While the first two years of your toddler’s life were likely a rollercoaster of changes and growth, their third year will largely be one where they simply continue to develop and refine the skills and abilities that they picked up in their preceding years.

Instead of learning to walk they will become comfortable and capable at a full range of physical play. Instead of only being able to vocalize a few words they will be begin to be able to reason and express more complex thoughts and opinions. And while they previous showed a relatively minimal preference between different objects, environments and people, your child will begin to form some very solid opinions about what they like and what they could do without.

Righty or Lefty?

During this year your child is likely to develop which hand they prefer to engage the world with. Many parents with the best of intentions end up doing their child a great disservice by trying to encourage them to use one hand over the other. Some parents think being right-handed will make their child’s life easier, while others romanticize left-handedness and push their child in that direction. Pushing your child towards one handedness over another can be actually be psychologically damaging, so it’s best to just let them favor the hand they favor.

Navigating the World

During this year your child is also likely to develop the motor skills to open doors, cabinets, cupboards, and anything else with a handle on their own with your assistance. While this is an important stage of their development you should encourage, it’s a good idea to make sure that they aren’t able to get themselves into too much trouble.

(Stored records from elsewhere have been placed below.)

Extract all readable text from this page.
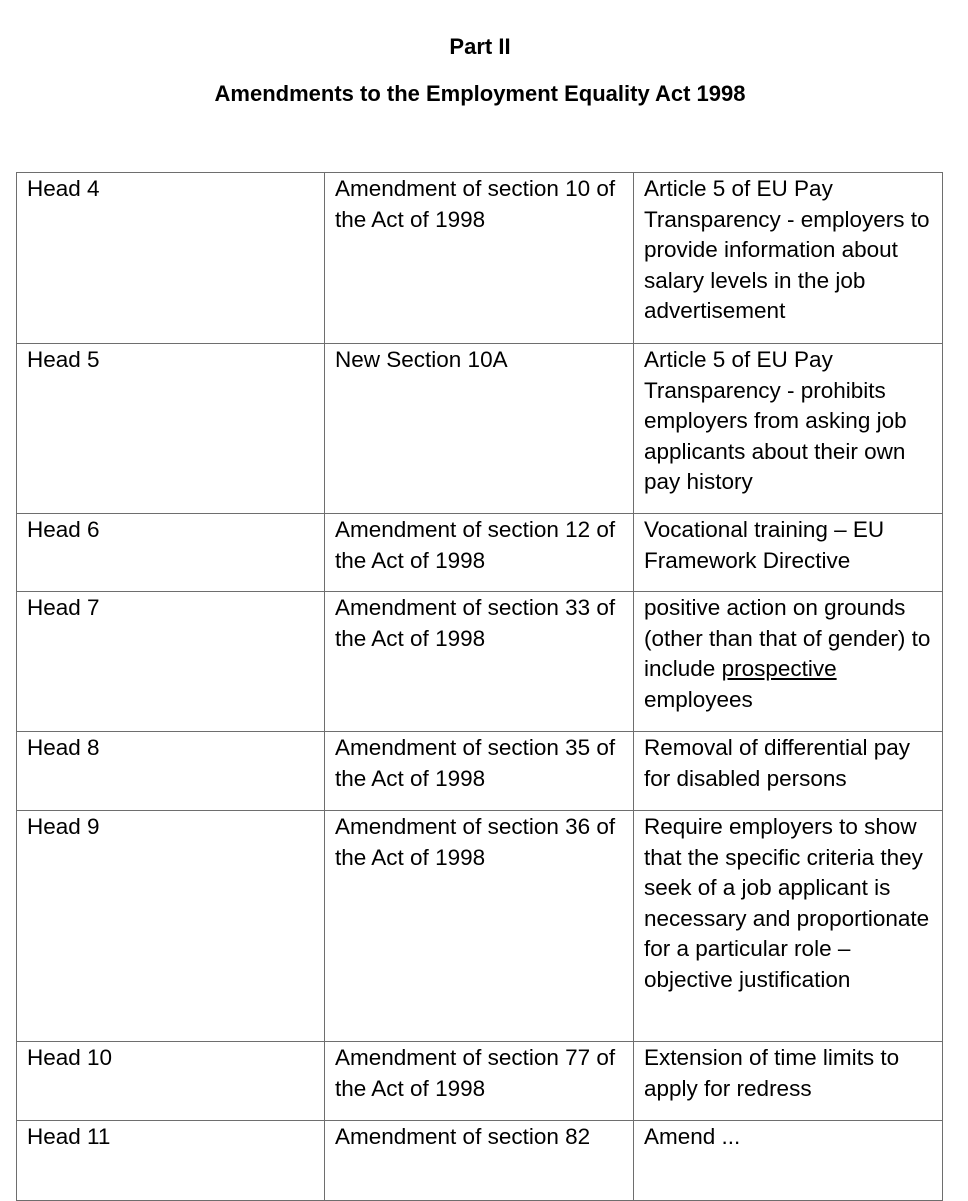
Part II
Amendments to the Employment Equality Act 1998
Head 4	Amendment of section 10 of the Act of 1998	Article 5 of EU Pay Transparency - employers to provide information about salary levels in the job advertisement
Head 5	New Section 10A	Article 5 of EU Pay Transparency - prohibits employers from asking job applicants about their own pay history
Head 6	Amendment of section 12 of the Act of 1998	Vocational training – EU Framework Directive
Head 7	Amendment of section 33 of the Act of 1998	positive action on grounds (other than that of gender) to include prospective employees
Head 8	Amendment of section 35 of the Act of 1998	Removal of differential pay for disabled persons
Head 9	Amendment of section 36 of the Act of 1998	Require employers to show that the specific criteria they seek of a job applicant is necessary and proportionate for a particular role – objective justification
Head 10	Amendment of section 77 of the Act of 1998	Extension of time limits to apply for redress
Head 11	Amendment of section 82	Amend ...
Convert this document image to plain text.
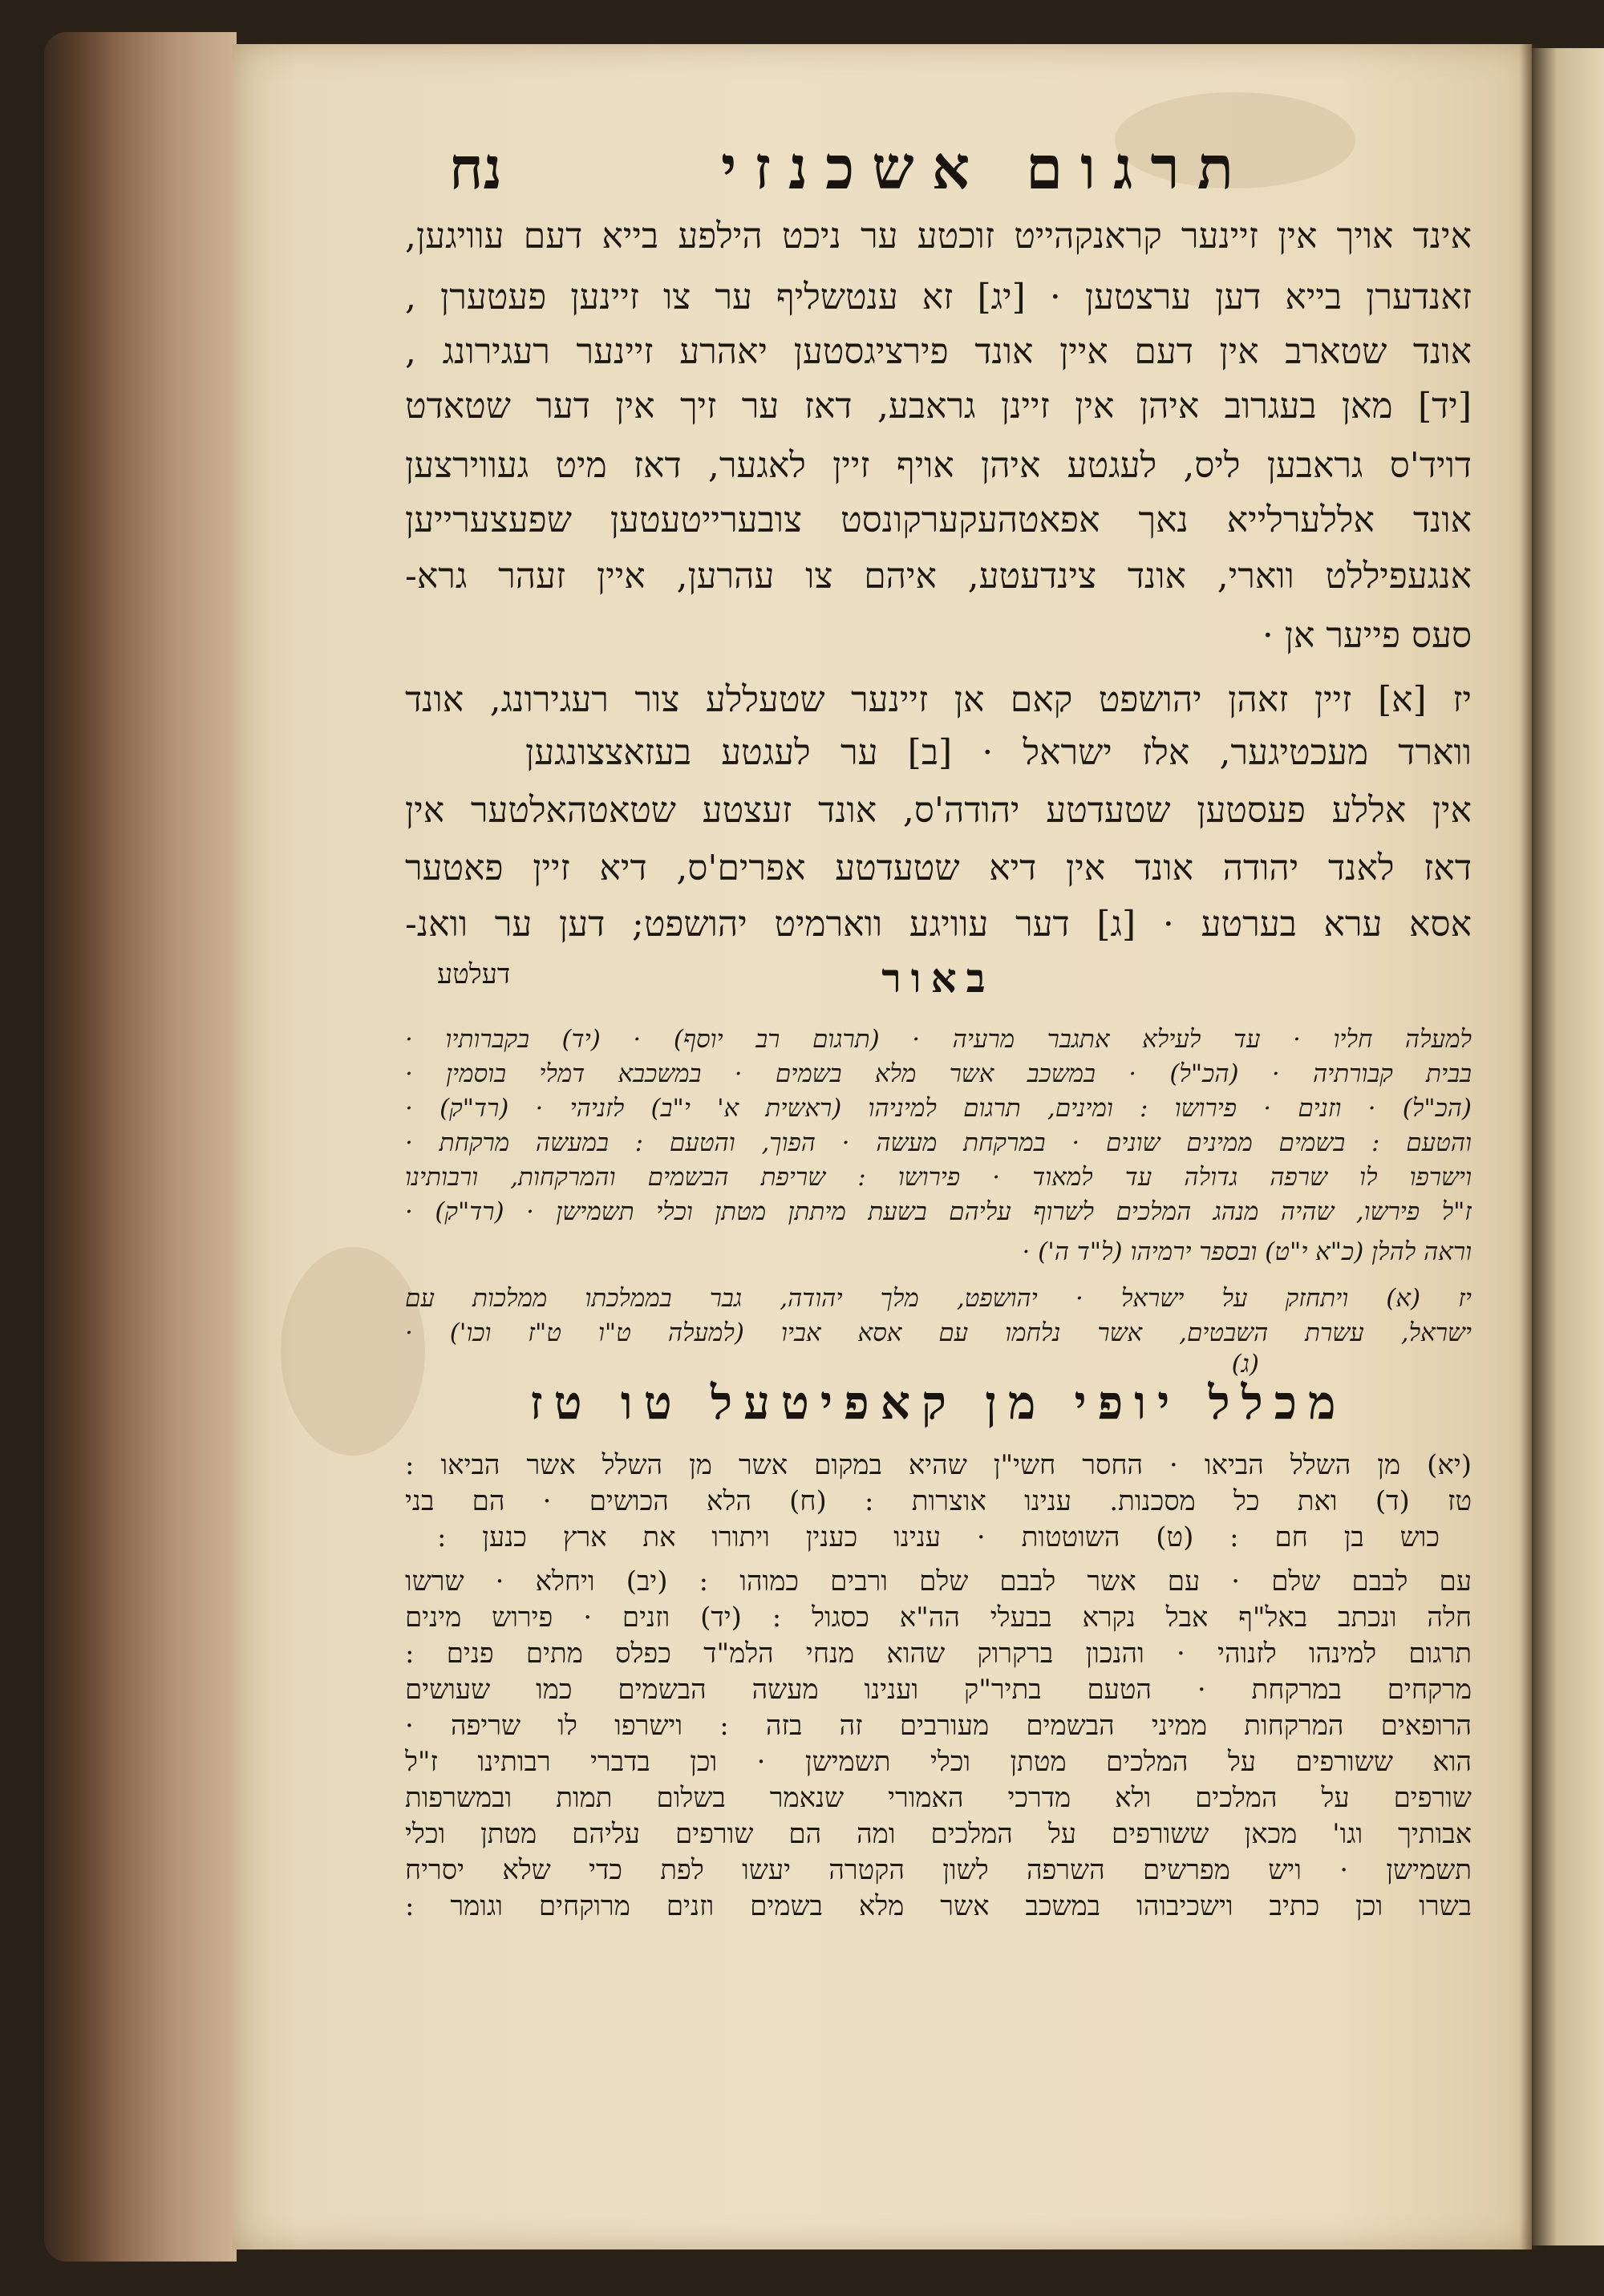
תרגום אשכנזי
נח
אינד אויך אין זיינער קראנקהייט זוכטע ער ניכט הילפע בייא דעם עוויגען,
זאנדערן בייא דען ערצטען · [יג] זא ענטשליף ער צו זיינען פעטערן ,
אונד שטארב אין דעם איין אונד פירציגסטען יאהרע זיינער רעגירונג ,
[יד] מאן בעגרוב איהן אין זיינן גראבע, דאז ער זיך אין דער שטאדט
דויד'ס גראבען ליס, לעגטע איהן אויף זיין לאגער, דאז מיט געווירצען
אונד אללערלייא נאך אפאטהעקערקונסט צובערייטעטען שפעצערייען
אנגעפיללט ווארי, אונד צינדעטע, איהם צו עהרען, איין זעהר גרא-
סעס פייער אן ·
יז [א] זיין זאהן יהושפט קאם אן זיינער שטעללע צור רעגירונג, אונד
ווארד מעכטיגער, אלז ישראל · [ב] ער לעגטע בעזאצצונגען
אין אללע פעסטען שטעדטע יהודה'ס, אונד זעצטע שטאטהאלטער אין
דאז לאנד יהודה אונד אין דיא שטעדטע אפרים'ס, דיא זיין פאטער
אסא ערא בערטע · [ג] דער עוויגע ווארמיט יהושפט; דען ער וואנ-
באור
דעלטע
למעלה חליו · עד לעילא אתגבר מרעיה · (תרגום רב יוסף) · (יד) בקברותיו ·
בבית קבורתיה · (הכ"ל) · במשכב אשר מלא בשמים · במשכבא דמלי בוסמין ·
(הכ"ל) · וזנים · פירושו : ומינים, תרגום למיניהו (ראשית א' י"ב) לזניהי · (רד"ק) ·
והטעם : בשמים ממינים שונים · במרקחת מעשה · הפוך, והטעם : במעשה מרקחת ·
וישרפו לו שרפה גדולה עד למאוד · פירושו : שריפת הבשמים והמרקחות, ורבותינו
ז"ל פירשו, שהיה מנהג המלכים לשרוף עליהם בשעת מיתתן מטתן וכלי תשמישן · (רד"ק) ·
וראה להלן (כ"א י"ט) ובספר ירמיהו (ל"ד ה') ·
יז (א) ויתחזק על ישראל · יהושפט, מלך יהודה, גבר בממלכתו ממלכות עם
ישראל, עשרת השבטים, אשר נלחמו עם אסא אביו (למעלה ט"ו ט"ז וכו') ·
(ג)
מכלל יופי מן קאפיטעל טו טז
(יא) מן השלל הביאו · החסר חשי"ן שהיא במקום אשר מן השלל אשר הביאו :
טז (ד) ואת כל מסכנות. ענינו אוצרות : (ח) הלא הכושים · הם בני
כוש בן חם : (ט) השוטטות · ענינו כענין ויתורו את ארץ כנען :
עם לבבם שלם · עם אשר לבבם שלם ורבים כמוהו : (יב) ויחלא · שרשו
חלה ונכתב באל"ף אבל נקרא בבעלי הה"א כסגול : (יד) וזנים · פירוש מינים
תרגום למינהו לזנוהי · והנכון ברקרוק שהוא מנחי הלמ"ד כפלס מתים פנים :
מרקחים במרקחת · הטעם בתיר"ק וענינו מעשה הבשמים כמו שעושים
הרופאים המרקחות ממיני הבשמים מעורבים זה בזה : וישרפו לו שריפה ·
הוא ששורפים על המלכים מטתן וכלי תשמישן · וכן בדברי רבותינו ז"ל
שורפים על המלכים ולא מדרכי האמורי שנאמר בשלום תמות ובמשרפות
אבותיך וגו' מכאן ששורפים על המלכים ומה הם שורפים עליהם מטתן וכלי
תשמישן · ויש מפרשים השרפה לשון הקטרה יעשו לפת כדי שלא יסריח
בשרו וכן כתיב וישכיבוהו במשכב אשר מלא בשמים וזנים מרוקחים וגומר :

Your child will also develop the motor skills to begin to draw and write more effectively (provided they have been able to learn their letters) and they will be able to work with larger and more complicated toys and play sets.

Out and About

Most toddlers in this age group are going to be able to start exploring and having fun in smaller-scaled playgrounds. Walking should be second nature by this point and they shouldn’t be falling too often anymore. Your child is also likely to be very comfortable running and jumping without you having to worry too much about them falling or losing their balance. Climbing skills will also be relatively well developed by this point in their development, which makes it crucial that you always keep an eye on your child when they are playing- both outside and inside.

Making Themselves Heard

Two to three year olds will continue to develop their ability to speak their mind, and will continue to develop their language skills. While they aren’t likely to produce long and complicated sentences, they will likely begin to express themselves with sentences longer than just two or three words.

Unfortunately, during these years your child will be able to understand a lot more than they can reciprocate. This often leads to a lot of frustration among children who know what you’re saying, who know what they want to say back, but who aren’t able to speak clearly and effectively just yet.

Due to their inability to fully articulate their thoughts, as well as due to their budding curiosity, these are the years where your child will begin to question a lot of what you say and do. Be prepared to exercise patience as a daily habit.

Memories and Associations

While it’s likely that children are able to remember events and experiences from a very young age, it isn’t until they are twenty four to thirty six months that they begin to concretely associate these memories with their environment and with the people whom they encounter. This deepening of associations brings about a deepening of relationships, and these are the years in which children begin to start showing deeper bonds and preferences for some individuals over others.